Note that the middle bits of the product are a function of many of the input bits, whereas the top-most and bottom-most bits are impacted by fewer of the input bits. By folding the top half back onto the bottom half these effects compensate each other, making all the output bits affected by much of the input.

We did not invent the folded multiply, it was previously used in essentially the same way in aHash, wyhash, and xxhash3. The operation was also used in mum-hash, and probably others. We do not know who originally invented it, the earliest reference we could find was Steven Fuerst blogging about it in 2012.

HashDoS resistance

The folded multiply has a fairly glaring flaw: if one of the halves is zero, the output is zero. This makes it trivial to create a large number of hash collisions (even by accident, as zeroes are a common input to hashes). To combat this, every folded multiply in foldhash has the following form:

folded_multiply(input1 ^ secret1, input2 ^ secret2)

Here secret1 or secret2 are either secret random numbers generated by foldhash beforehand, or partial hash results influenced by such a secret prior. This (plus other careful design throughout the hash function) ensures that it is not possible to create a list of inputs that collide for every instance of foldhash, and also prevents certain access patterns on hash tables going quadratric by ensuring that each hash table uses a different seed and thus a different access pattern. It is these two properties that we refer to when we claim foldhash is "minimally DoS-resistant": it does the bare minimum to defeat very simple attacks.
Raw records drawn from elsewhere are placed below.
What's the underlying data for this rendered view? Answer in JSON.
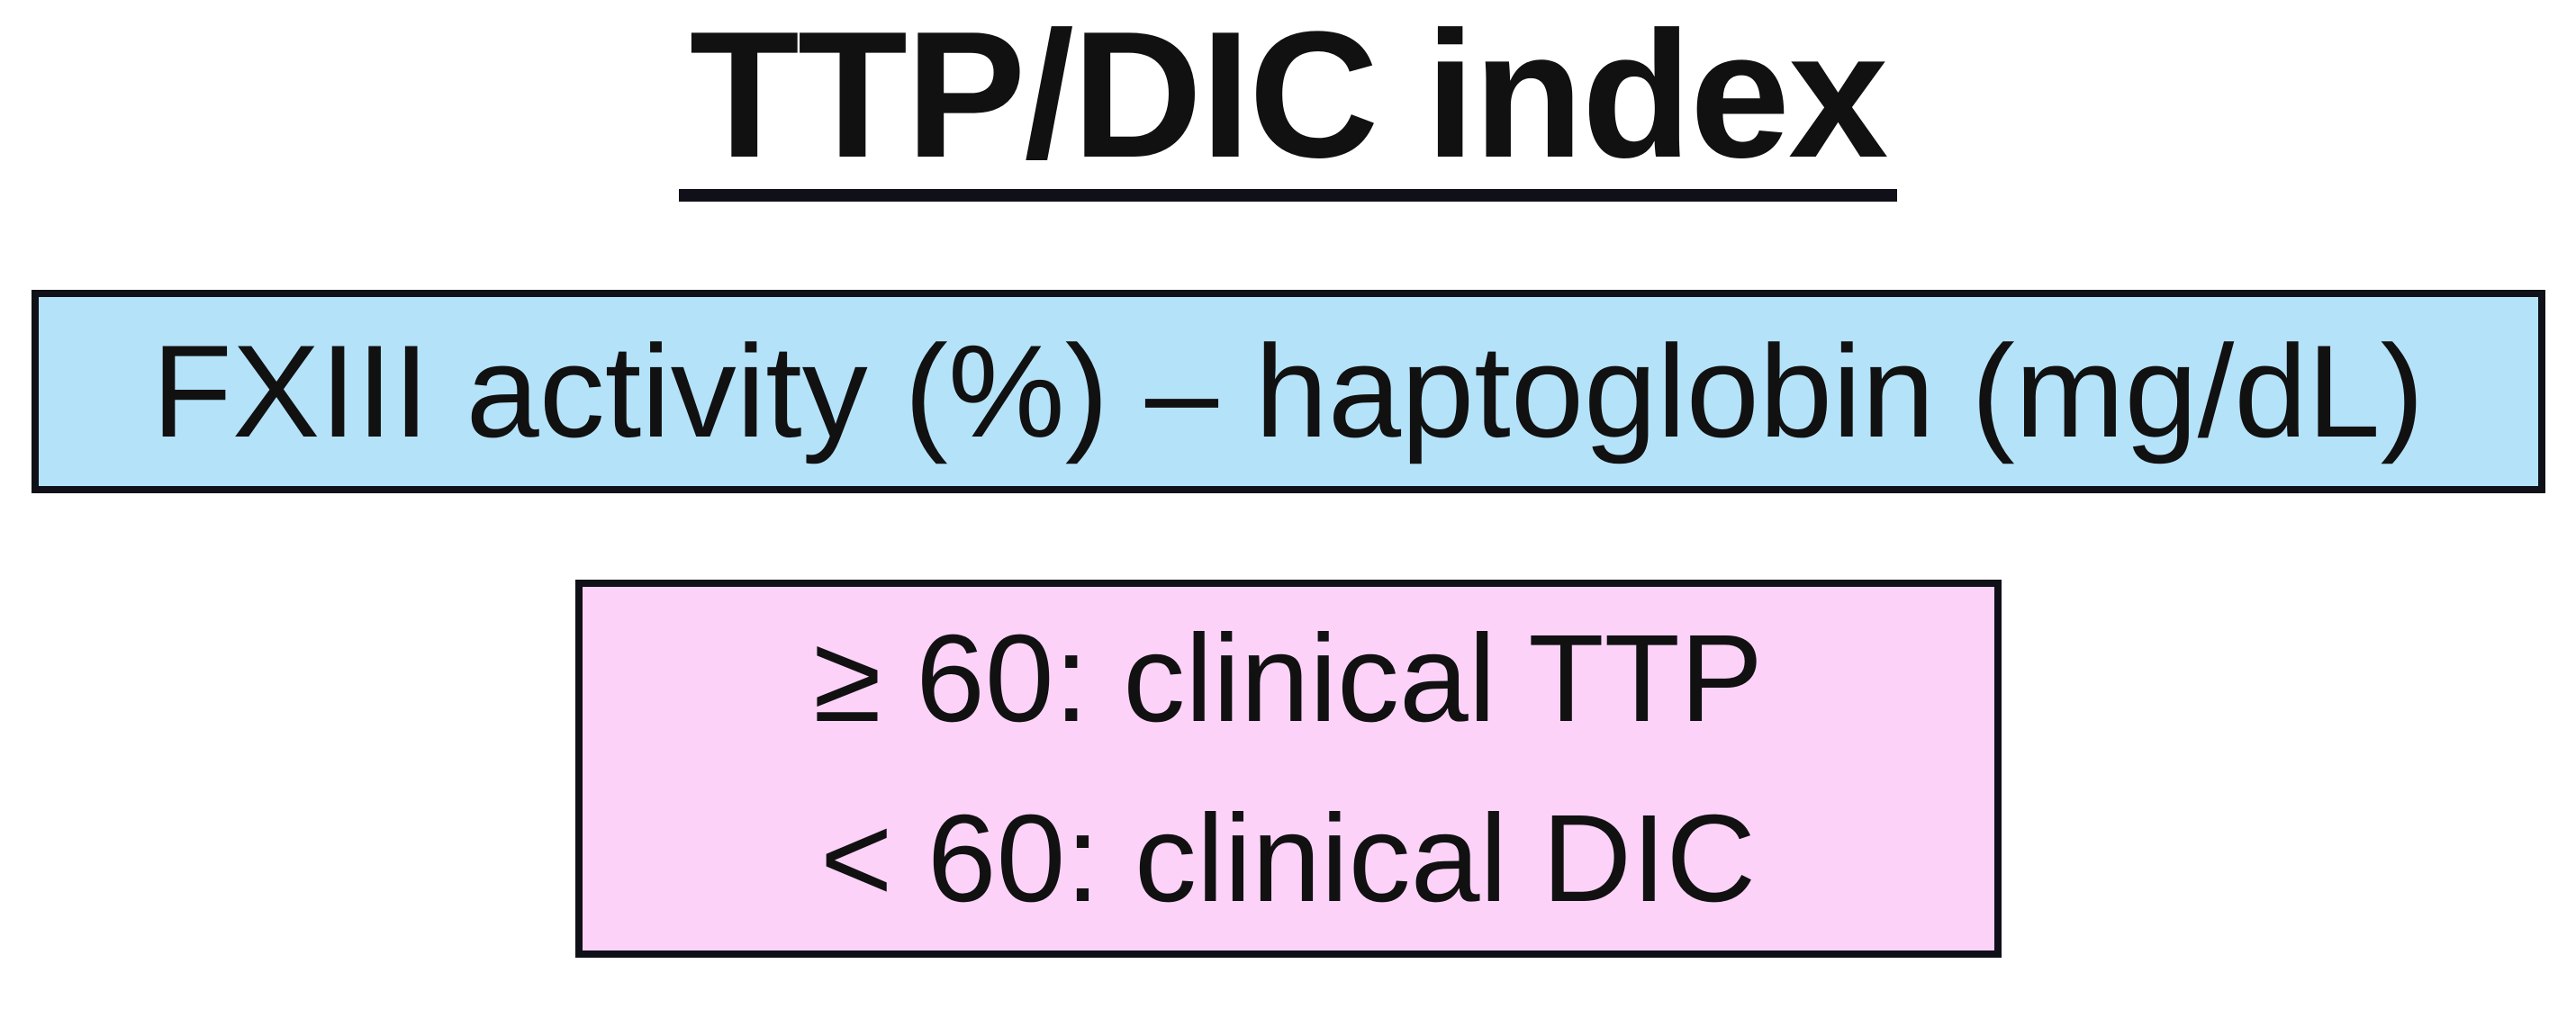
{
  "page": {
    "title": "TTP/DIC index"
  },
  "formula_box": {
    "text": "FXIII activity (%) – haptoglobin (mg/dL)",
    "background": "#b4e2f9",
    "border": "#101018"
  },
  "result_box": {
    "lines": [
      "≥ 60: clinical TTP",
      "< 60: clinical DIC"
    ],
    "background": "#fcd2f9",
    "border": "#101018"
  },
  "colors": {
    "page_background": "#ffffff",
    "text": "#111111"
  }
}
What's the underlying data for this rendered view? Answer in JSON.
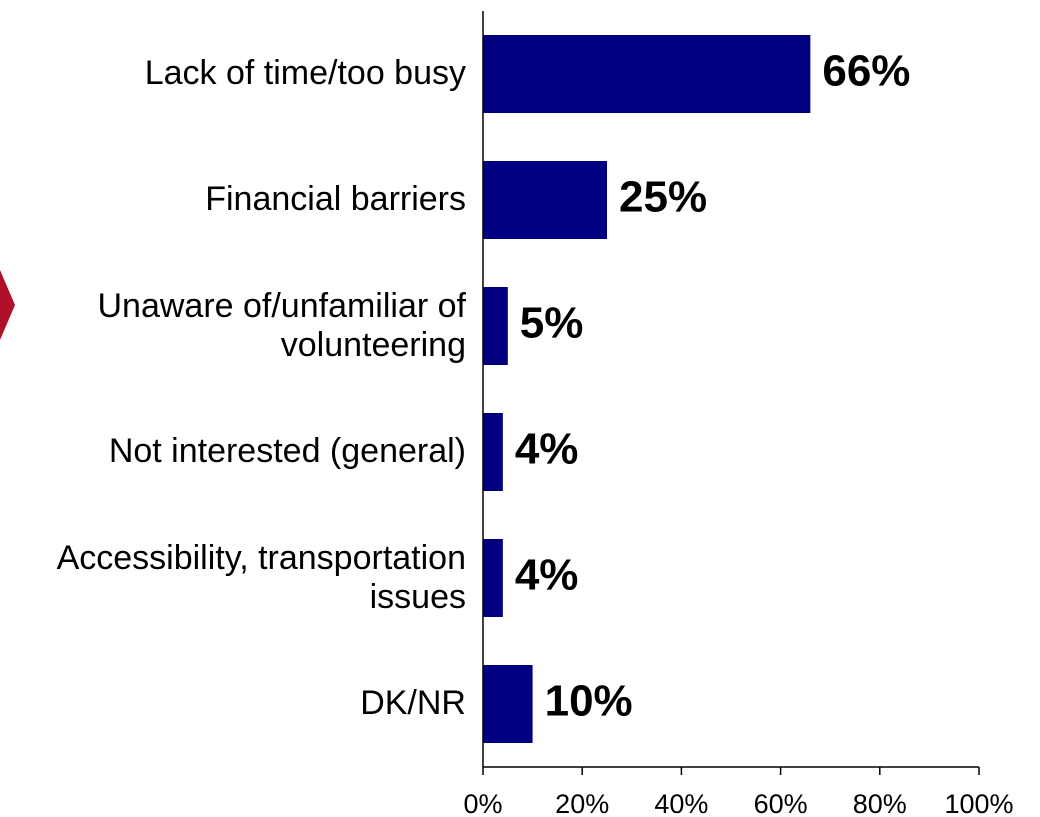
{
  "chart_data": {
    "type": "bar",
    "categories": [
      "Lack of time/too busy",
      "Financial barriers",
      "Unaware of/unfamiliar of\nvolunteering",
      "Not interested (general)",
      "Accessibility, transportation\nissues",
      "DK/NR"
    ],
    "values": [
      66,
      25,
      5,
      4,
      4,
      10
    ],
    "value_labels": [
      "66%",
      "25%",
      "5%",
      "4%",
      "4%",
      "10%"
    ],
    "color": "#000080",
    "xlim": [
      0,
      100
    ],
    "xticks": [
      {
        "value": 0,
        "label": "0%"
      },
      {
        "value": 20,
        "label": "20%"
      },
      {
        "value": 40,
        "label": "40%"
      },
      {
        "value": 60,
        "label": "60%"
      },
      {
        "value": 80,
        "label": "80%"
      },
      {
        "value": 100,
        "label": "100%"
      }
    ]
  }
}
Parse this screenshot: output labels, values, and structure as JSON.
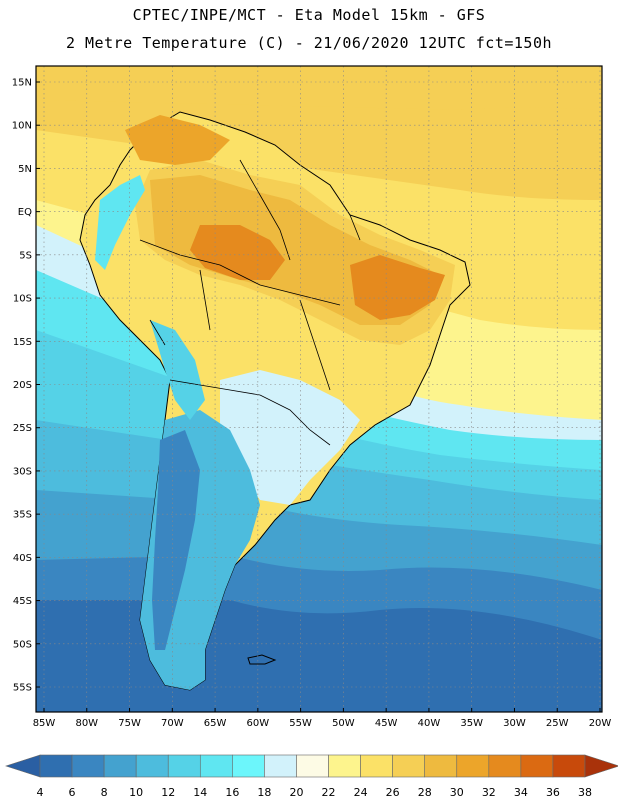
{
  "title": {
    "line1": "CPTEC/INPE/MCT -  Eta Model 15km - GFS",
    "line2": "2 Metre Temperature (C) - 21/06/2020 12UTC fct=150h"
  },
  "axes": {
    "lat_labels": [
      "15N",
      "10N",
      "5N",
      "EQ",
      "5S",
      "10S",
      "15S",
      "20S",
      "25S",
      "30S",
      "35S",
      "40S",
      "45S",
      "50S",
      "55S"
    ],
    "lon_labels": [
      "85W",
      "80W",
      "75W",
      "70W",
      "65W",
      "60W",
      "55W",
      "50W",
      "45W",
      "40W",
      "35W",
      "30W",
      "25W",
      "20W"
    ],
    "lat_values": [
      15,
      10,
      5,
      0,
      -5,
      -10,
      -15,
      -20,
      -25,
      -30,
      -35,
      -40,
      -45,
      -50,
      -55
    ],
    "lon_values": [
      -85,
      -80,
      -75,
      -70,
      -65,
      -60,
      -55,
      -50,
      -45,
      -40,
      -35,
      -30,
      -25,
      -20
    ]
  },
  "colorbar": {
    "labels": [
      "4",
      "6",
      "8",
      "10",
      "12",
      "14",
      "16",
      "18",
      "20",
      "22",
      "24",
      "26",
      "28",
      "30",
      "32",
      "34",
      "36",
      "38"
    ],
    "colors": [
      "#2a5fa3",
      "#2f6fb0",
      "#3a86c1",
      "#44a2cf",
      "#4dbcdd",
      "#55d2e7",
      "#5fe6f1",
      "#6cf6fb",
      "#d2f2fb",
      "#fdfbe5",
      "#fdf48d",
      "#fbe167",
      "#f5cf55",
      "#eeba3f",
      "#eca52a",
      "#e58a1e",
      "#db6a12",
      "#c84a0b",
      "#a9320a"
    ]
  }
}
However, to be crystal clear, foldhash does not claim to provide HashDoS resistance against interactive attackers. For a student of cryptography it should be trivial to derive the secret values from direct observation of hash outputs, and feasible to derive the secret values from indirect observation of hashes, such as through timing attacks or hash table iteration. Once an attacker knows the secret values, they can once again create infinite hash collisions with ease.